The list of health problems caused by smoking is endless: cancer, lung diseases, heart attacks, strokes, blindness, fertility problems, you name it, it's there. The good news, though, is that no matter how old you are or how long you've smoked, quitting can help you live longer and be healthier.
Have a look at these health benefits over time:
20 minutes after quitting, your heart rate and blood pressure drop.
12 hours after quitting, the carbon monoxide level in your blood drops to normal.
2 weeks to 3 months after quitting, your circulation improves and your lung function increases.
1 to 9 months after quitting, coughing and shortness of breath decrease; cilia (tiny hair-like structures that move mucus out of the lungs) start to regain normal function, and are better ableto handle mucus, clean the lungs, and reduce the risk of infection.

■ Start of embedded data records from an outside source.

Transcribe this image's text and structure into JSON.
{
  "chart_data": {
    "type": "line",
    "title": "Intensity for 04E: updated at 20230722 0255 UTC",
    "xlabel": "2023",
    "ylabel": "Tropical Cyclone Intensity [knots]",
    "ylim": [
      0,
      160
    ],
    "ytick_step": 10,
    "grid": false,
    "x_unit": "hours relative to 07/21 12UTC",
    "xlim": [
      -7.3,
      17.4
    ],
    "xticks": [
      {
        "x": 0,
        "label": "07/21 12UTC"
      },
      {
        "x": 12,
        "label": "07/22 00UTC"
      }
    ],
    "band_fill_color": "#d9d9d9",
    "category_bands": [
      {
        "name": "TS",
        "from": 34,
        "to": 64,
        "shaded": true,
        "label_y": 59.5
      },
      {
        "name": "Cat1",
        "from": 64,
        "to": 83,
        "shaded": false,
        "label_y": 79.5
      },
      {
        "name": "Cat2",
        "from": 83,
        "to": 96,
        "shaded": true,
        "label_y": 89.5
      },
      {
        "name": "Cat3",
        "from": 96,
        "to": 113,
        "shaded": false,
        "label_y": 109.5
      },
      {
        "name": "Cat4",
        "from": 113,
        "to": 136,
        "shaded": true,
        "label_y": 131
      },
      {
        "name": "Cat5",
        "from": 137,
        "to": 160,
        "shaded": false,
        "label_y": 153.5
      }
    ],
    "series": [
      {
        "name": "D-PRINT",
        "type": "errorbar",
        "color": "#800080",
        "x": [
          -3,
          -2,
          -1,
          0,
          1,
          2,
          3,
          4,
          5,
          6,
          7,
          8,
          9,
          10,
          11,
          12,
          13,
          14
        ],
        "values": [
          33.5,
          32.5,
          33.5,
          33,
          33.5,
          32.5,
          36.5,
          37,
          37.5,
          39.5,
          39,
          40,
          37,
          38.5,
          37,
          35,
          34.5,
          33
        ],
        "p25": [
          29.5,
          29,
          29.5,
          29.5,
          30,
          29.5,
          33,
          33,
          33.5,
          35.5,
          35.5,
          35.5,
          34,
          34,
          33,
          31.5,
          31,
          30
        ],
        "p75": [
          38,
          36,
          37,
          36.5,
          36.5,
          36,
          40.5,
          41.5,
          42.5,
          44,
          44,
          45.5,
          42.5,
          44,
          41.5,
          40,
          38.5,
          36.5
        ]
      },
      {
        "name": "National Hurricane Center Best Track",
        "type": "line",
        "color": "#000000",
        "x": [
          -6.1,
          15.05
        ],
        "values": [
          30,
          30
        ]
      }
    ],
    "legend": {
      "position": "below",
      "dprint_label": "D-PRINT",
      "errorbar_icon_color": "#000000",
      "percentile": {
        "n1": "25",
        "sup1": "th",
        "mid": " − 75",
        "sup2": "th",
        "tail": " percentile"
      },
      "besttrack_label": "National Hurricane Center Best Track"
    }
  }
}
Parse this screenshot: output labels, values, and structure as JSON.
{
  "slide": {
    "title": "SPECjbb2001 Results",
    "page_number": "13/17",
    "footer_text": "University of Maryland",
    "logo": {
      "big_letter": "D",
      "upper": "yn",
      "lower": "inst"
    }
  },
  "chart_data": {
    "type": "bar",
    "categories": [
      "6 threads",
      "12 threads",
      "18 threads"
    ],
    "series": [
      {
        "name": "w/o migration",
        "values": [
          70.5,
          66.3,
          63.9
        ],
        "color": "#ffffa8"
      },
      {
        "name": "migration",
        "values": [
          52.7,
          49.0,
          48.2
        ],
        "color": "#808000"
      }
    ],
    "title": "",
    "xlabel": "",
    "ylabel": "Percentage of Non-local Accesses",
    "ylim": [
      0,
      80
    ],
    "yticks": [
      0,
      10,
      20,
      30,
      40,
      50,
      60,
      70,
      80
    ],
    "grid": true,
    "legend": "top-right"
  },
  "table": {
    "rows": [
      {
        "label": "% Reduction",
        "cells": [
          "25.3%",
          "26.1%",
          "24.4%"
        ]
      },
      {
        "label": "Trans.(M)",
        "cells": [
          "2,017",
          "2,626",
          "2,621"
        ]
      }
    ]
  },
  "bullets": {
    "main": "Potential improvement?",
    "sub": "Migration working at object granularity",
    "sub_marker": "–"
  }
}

1 year after quitting, the excess risk of coronary heart disease is half that of a continuing smoker’s.
5 years after quitting, the risk of cancer of the mouth, throat, oesophagus and bladder is halved. Cervical cancer risk falls to that of a non-smoker. Stroke risk can fall to that of a non-smoker after 2-5 years.
10 years after quitting, the risk of dying from lung cancer is about half that of a person who is still smoking. The risk of cancer of the larynx (voice box) and pancreas decreases.
15 years after quitting, the risk of coronary heart disease is that of a non-smoker’s.
Take charge of your health and add years to your life by quitting smoking today.